There are currently six vacant seats on Redondo Beach’s commissions. Brand’s list of nominees for these vacancies includes a number of long-time allies, including Jim Light, Candace Nafissi, Dawn Esser and Eugene Solomon, all of whom have shared similar views to Brand on growth and development in Redondo Beach.
While City Commissions are often advisory bodies, passing along recommendations to the City Council, a few, such as the Planning or Harbor commissions, are decision-making bodies in their own right that have considerable power within the City structure. Commissioners are appointed to four year terms, and their appointments are staggered so as to maintain continuity and experience.
Redondo Beach’s municipal code states that the mayor has the power to appoint members to the City’s Commissions, and those appointments must then be approved by a vote of the City Council. While a councilman, Brand argued that commission appointments should be taken from a list of nominees by council members to limit a mayor’s favorable appointments. However, his attempts to democratize appointments through resolution continually died for a lack of support from fellow council members.
At Tuesday’s meeting, Councilman John Gran noted Brand’s existing stance on commission appointments, then asking Brand how appointments may differ going forward.
“Redondo has a tradition of currying political favor…people were promised positions on important commissions because they agreed to endorse someone else,” Brand said, accusing former Mayor Steve Aspel for “political horse-trading” in particular. “It’s time for the people who have been locked out of these [positions] to be allowed to sit on these commissions and have a more balanced representation of the city as a whole.”
Gran further pressed to ask when Brand might want those changes to take effect.
“Not this round [of appointments], but the next round,” Brand said. “It’s somewhat up to you guys…you can direct [staff] to bring back amendments to the municipal code.”
However, he said, that would likely result in a 3-2 vote, which he would then likely veto. “I’d give myself a few years to balance out the commissions,” Brand said, stating that he believes that commissions are currently stacked with pro-development commissioners.
Light’s appointment to Harbor Commission, in particular, drew attention from Councilwoman Laura Emdee. She preferred instead to substitute another resident, Ian Bardin, in his place. She was joined by Councilman Christian Horvath, who was concerned by Light’s resignation from the Public Works Commission in the mid 2000s.
“Did you do this to Steve Aspel?” Brand asked, implying that Horvath and Emdee opposed Light’s appointment on political grounds.
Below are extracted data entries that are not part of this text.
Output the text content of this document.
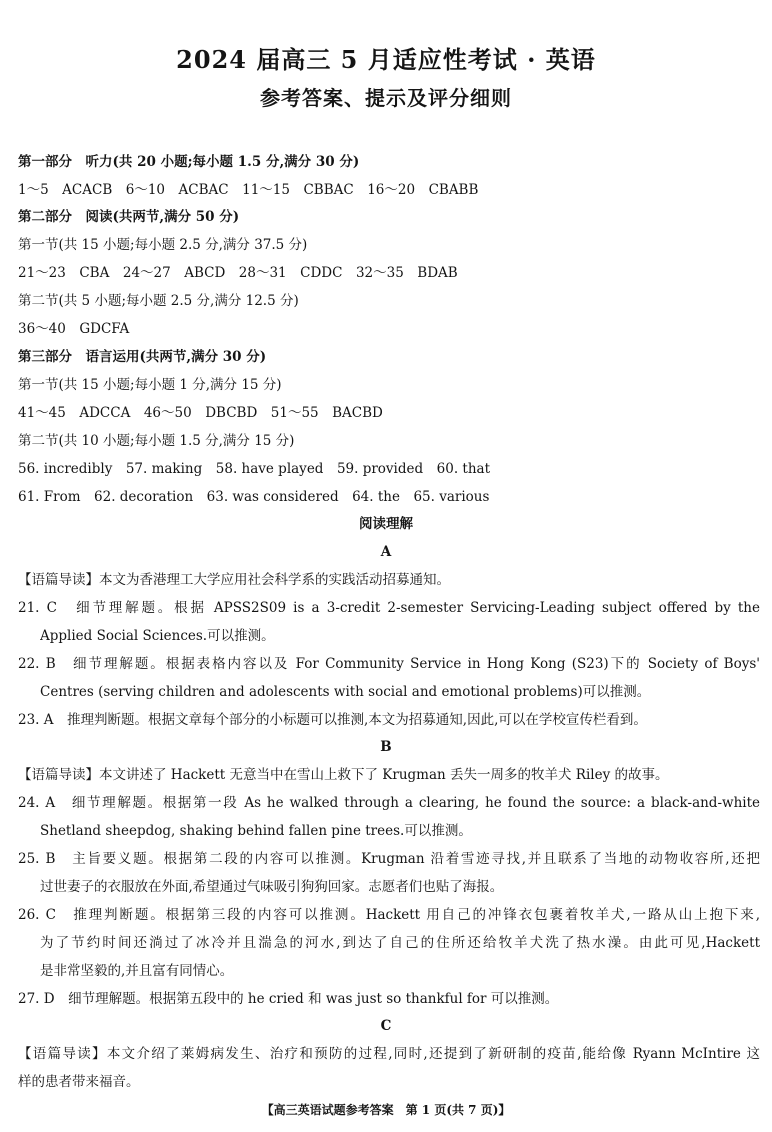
2024 届高三 5 月适应性考试 · 英语
参考答案、提示及评分细则
第一部分　听力(共 20 小题;每小题 1.5 分,满分 30 分)
1～5　ACACB　6～10　ACBAC　11～15　CBBAC　16～20　CBABB
第二部分　阅读(共两节,满分 50 分)
第一节(共 15 小题;每小题 2.5 分,满分 37.5 分)
21～23　CBA　24～27　ABCD　28～31　CDDC　32～35　BDAB
第二节(共 5 小题;每小题 2.5 分,满分 12.5 分)
36～40　GDCFA
第三部分　语言运用(共两节,满分 30 分)
第一节(共 15 小题;每小题 1 分,满分 15 分)
41～45　ADCCA　46～50　DBCBD　51～55　BACBD
第二节(共 10 小题;每小题 1.5 分,满分 15 分)
56. incredibly　57. making　58. have played　59. provided　60. that
61. From　62. decoration　63. was considered　64. the　65. various
阅读理解
A
【语篇导读】本文为香港理工大学应用社会科学系的实践活动招募通知。
21. C　细节理解题。根据 APSS2S09 is a 3-credit 2-semester Servicing-Leading subject offered by the
Applied Social Sciences.可以推测。
22. B　细节理解题。根据表格内容以及 For Community Service in Hong Kong (S23)下的 Society of Boys'
Centres (serving children and adolescents with social and emotional problems)可以推测。
23. A　推理判断题。根据文章每个部分的小标题可以推测,本文为招募通知,因此,可以在学校宣传栏看到。
B
【语篇导读】本文讲述了 Hackett 无意当中在雪山上救下了 Krugman 丢失一周多的牧羊犬 Riley 的故事。
24. A　细节理解题。根据第一段 As he walked through a clearing, he found the source: a black-and-white
Shetland sheepdog, shaking behind fallen pine trees.可以推测。
25. B　主旨要义题。根据第二段的内容可以推测。Krugman 沿着雪迹寻找,并且联系了当地的动物收容所,还把
过世妻子的衣服放在外面,希望通过气味吸引狗狗回家。志愿者们也贴了海报。
26. C　推理判断题。根据第三段的内容可以推测。Hackett 用自己的冲锋衣包裹着牧羊犬,一路从山上抱下来,
为了节约时间还淌过了冰冷并且湍急的河水,到达了自己的住所还给牧羊犬洗了热水澡。由此可见,Hackett
是非常坚毅的,并且富有同情心。
27. D　细节理解题。根据第五段中的 he cried 和 was just so thankful for 可以推测。
C
【语篇导读】本文介绍了莱姆病发生、治疗和预防的过程,同时,还提到了新研制的疫苗,能给像 Ryann McIntire 这
样的患者带来福音。
【高三英语试题参考答案　第 1 页(共 7 页)】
“I gave him a big list of recommendations and my reasons why,” Horvath said, noting that he’s nominated Solomon for appointment in the past.
Brand brushed that off, saying, “We all see what’s going on here.”
A motion to appoint Brand’s nominees passed in a 4-1 vote, with Emdee dissenting.
As a result, Esser and Solomon were appointed to the Budget and Finance Commission; Nafissi was named to the Library Commission; and Light was named to the Harbor Commission. John Simpson was named to the Public Works Commission, and Jacob Andersen Varvarigos was appointed to the Recreation and Parks Commission.
Clarification, May 26, 2017: The names of appointed commissioners and their seats have been added.